Teaching and Research Section, Epidemiology and Health Statistics, Public Health and Management Institute, Chongqing Medical University, Chongqing 400010, China.
Cancer Epidemiol. 2012 Oct;36(5):e294-9. doi: 10.1016/j.canep.2012.05.012. Epub 2012 Jun 23.
Neutrophil gelatinase-associated lipocalin (NGAL) and its cell surface receptor, NGALR, have been implicated in tumorigenesis and tumor progression of various human malignant neoplasms. In particularly, it has been demonstrated that NGAL is overexpressed in hepatocellular carcinoma (HCC) tissues and closely associated with the proliferation and invasion of HCC cells. The aim of this study was to investigate the clinical significance of NGAL and NGALR in HCC.

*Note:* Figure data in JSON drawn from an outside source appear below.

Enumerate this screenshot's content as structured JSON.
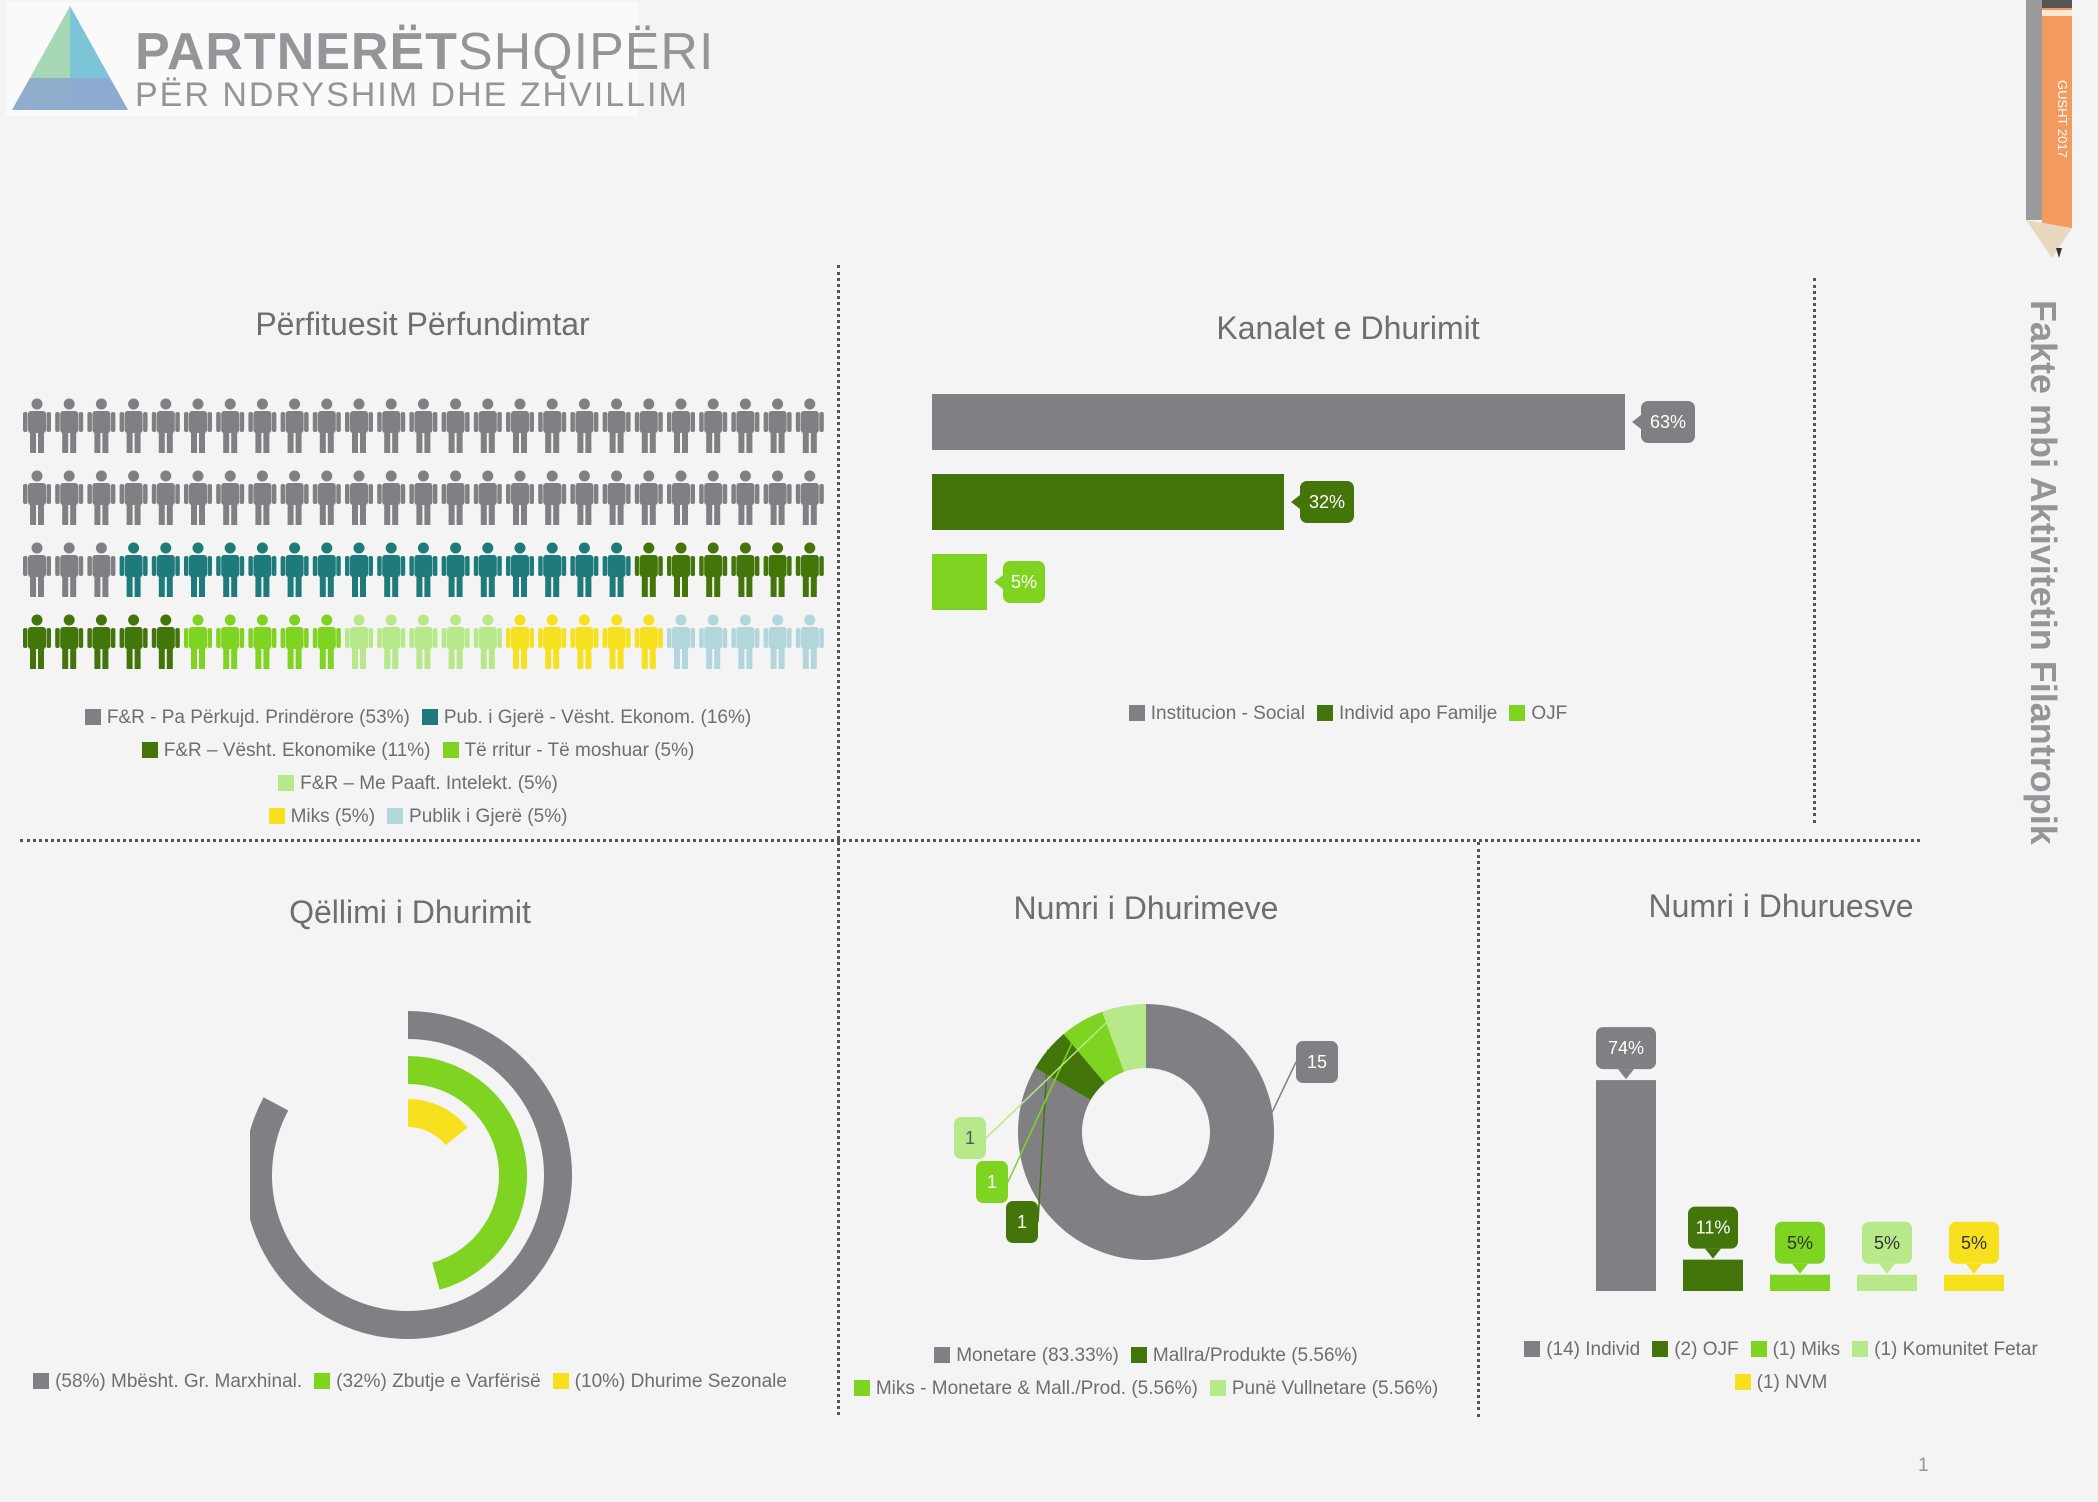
{
  "header": {
    "logo_main_bold": "PARTNERËT",
    "logo_main_light": "SHQIPËRI",
    "logo_sub": "PËR NDRYSHIM DHE ZHVILLIM",
    "side_title": "Fakte mbi Aktivitetin Filantropik",
    "pencil_label": "GUSHT 2017",
    "page_number": "1"
  },
  "colors": {
    "gray": "#808084",
    "teal": "#1f7b7b",
    "dark_green": "#43750a",
    "lime": "#7fd421",
    "light_green": "#b7e98a",
    "yellow": "#f7e11e",
    "light_blue": "#b3d6dd",
    "pencil_orange": "#f39a5f"
  },
  "chart_data": [
    {
      "id": "perfituesit",
      "type": "pictogram",
      "title": "Përfituesit Përfundimtar",
      "icons_per_row": 25,
      "rows": 4,
      "series": [
        {
          "name": "F&R - Pa Përkujd. Prindërore (53%)",
          "count": 53,
          "color": "#808084"
        },
        {
          "name": "Pub. i Gjerë - Vësht. Ekonom. (16%)",
          "count": 16,
          "color": "#1f7b7b"
        },
        {
          "name": "F&R – Vësht. Ekonomike (11%)",
          "count": 11,
          "color": "#43750a"
        },
        {
          "name": "Të rritur - Të moshuar (5%)",
          "count": 5,
          "color": "#7fd421"
        },
        {
          "name": "F&R – Me Paaft. Intelekt. (5%)",
          "count": 5,
          "color": "#b7e98a"
        },
        {
          "name": "Miks (5%)",
          "count": 5,
          "color": "#f7e11e"
        },
        {
          "name": "Publik i Gjerë (5%)",
          "count": 5,
          "color": "#b3d6dd"
        }
      ]
    },
    {
      "id": "kanalet",
      "type": "bar",
      "orientation": "horizontal",
      "title": "Kanalet e Dhurimit",
      "categories": [
        "Institucion - Social",
        "Individ apo Familje",
        "OJF"
      ],
      "values": [
        63,
        32,
        5
      ],
      "labels": [
        "63%",
        "32%",
        "5%"
      ],
      "colors": [
        "#808084",
        "#43750a",
        "#7fd421"
      ],
      "xlim": [
        0,
        100
      ]
    },
    {
      "id": "qellimi",
      "type": "radial-bar",
      "title": "Qëllimi i Dhurimit",
      "categories": [
        "(58%) Mbësht. Gr. Marxhinal.",
        "(32%) Zbutje e Varfërisë",
        "(10%) Dhurime Sezonale"
      ],
      "values": [
        58,
        32,
        10
      ],
      "colors": [
        "#808084",
        "#7fd421",
        "#f7e11e"
      ]
    },
    {
      "id": "numri-dhurimeve",
      "type": "pie",
      "variant": "donut",
      "title": "Numri i Dhurimeve",
      "categories": [
        "Monetare (83.33%)",
        "Mallra/Produkte (5.56%)",
        "Miks - Monetare & Mall./Prod. (5.56%)",
        "Punë Vullnetare (5.56%)"
      ],
      "values": [
        15,
        1,
        1,
        1
      ],
      "labels": [
        "15",
        "1",
        "1",
        "1"
      ],
      "colors": [
        "#808084",
        "#43750a",
        "#7fd421",
        "#b7e98a"
      ]
    },
    {
      "id": "numri-dhuruesve",
      "type": "bar",
      "title": "Numri i Dhuruesve",
      "categories": [
        "(14) Individ",
        "(2) OJF",
        "(1) Miks",
        "(1) Komunitet Fetar",
        "(1) NVM"
      ],
      "values": [
        74,
        11,
        5,
        5,
        5
      ],
      "labels": [
        "74%",
        "11%",
        "5%",
        "5%",
        "5%"
      ],
      "colors": [
        "#808084",
        "#43750a",
        "#7fd421",
        "#b7e98a",
        "#f7e11e"
      ],
      "ylim": [
        0,
        100
      ]
    }
  ]
}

Expression of NGAL and NGALR was evaluated by immunohistochemistry in tumor tissues from 138 patients who underwent curative resection of HCC. The association of NGAL or NGALR expression with the clinicopathologic features was analyzed. Univariate and multivariate analyses were performed to evaluate the prognostic value of NGAL and/or NGALR expression for HCC patients.
The expression levels of NGAL and NGALR were both up-regulated in HCC tissues, and to be associated with vascular invasion (both P=0.03), TNM stage (both P=0.004), and tumor recurrence (both P<0.001). A positive correlation between expression of the two markers was also observed (r=0.89; P<0.001). Additionally, survival analysis showed that high expression of NGAL or NGALR was significantly associated with poor prognosis for patients with HCC (both P=0.003). Patients with high expression of both NGAL and NGALR had a shorter overall survival (P<0.001) than those with low expression of both. Furthermore, multivariate analysis showed both NGAL and NGALR were independent predictors of overall survival.
Our data demonstrate for the first time that the up-regulations of NGAL and NGALR expression in HCC were both significantly correlated with unfavorable clinicopathologic features and independent poor prognostic factor for overall survival in patients. These findings suggest that NGAL and NGALR expression might be served as novel prognostic factors and potential therapeutic targets in HCC.
中性粒细胞明胶酶相关脂质运载蛋白(NGAL)及其细胞表面受体 NGALR 已被牵连到各种人类恶性肿瘤的发生和肿瘤进展中。特别是,已经证明 NGAL 在肝细胞癌(HCC)组织中过表达,并与 HCC 细胞的增殖和侵袭密切相关。本研究旨在探讨 NGAL 和 NGALR 在 HCC 中的临床意义。
通过免疫组织化学法检测 138 例接受 HCC 根治性切除术患者肿瘤组织中 NGAL 和 NGALR 的表达。分析 NGAL 或 NGALR 表达与临床病理特征的关系。采用单因素和多因素分析评估 NGAL 和/或 NGALR 表达对 HCC 患者的预后价值。
NGAL 和 NGALR 的表达水平在 HCC 组织中均上调,并与血管侵犯(均 P=0.03)、TNM 分期(均 P=0.004)和肿瘤复发(均 P<0.001)相关。还观察到两种标志物表达之间存在正相关(r=0.89;P<0.001)。此外,生存分析表明,NGAL 或 NGALR 的高表达与 HCC 患者的预后不良显著相关(均 P=0.003)。同时高表达 NGAL 和 NGALR 的患者总生存时间明显短于两者均低表达的患者(P<0.001)。此外,多因素分析表明,NGAL 和 NGALR 均是总生存的独立预测因素。
我们的数据首次表明,HCC 中 NGAL 和 NGALR 表达的上调均与不良的临床病理特征显著相关,是总生存的独立预后不良因素。这些发现表明,NGAL 和 NGALR 的表达可能成为 HCC 的新型预后因素和潜在治疗靶点。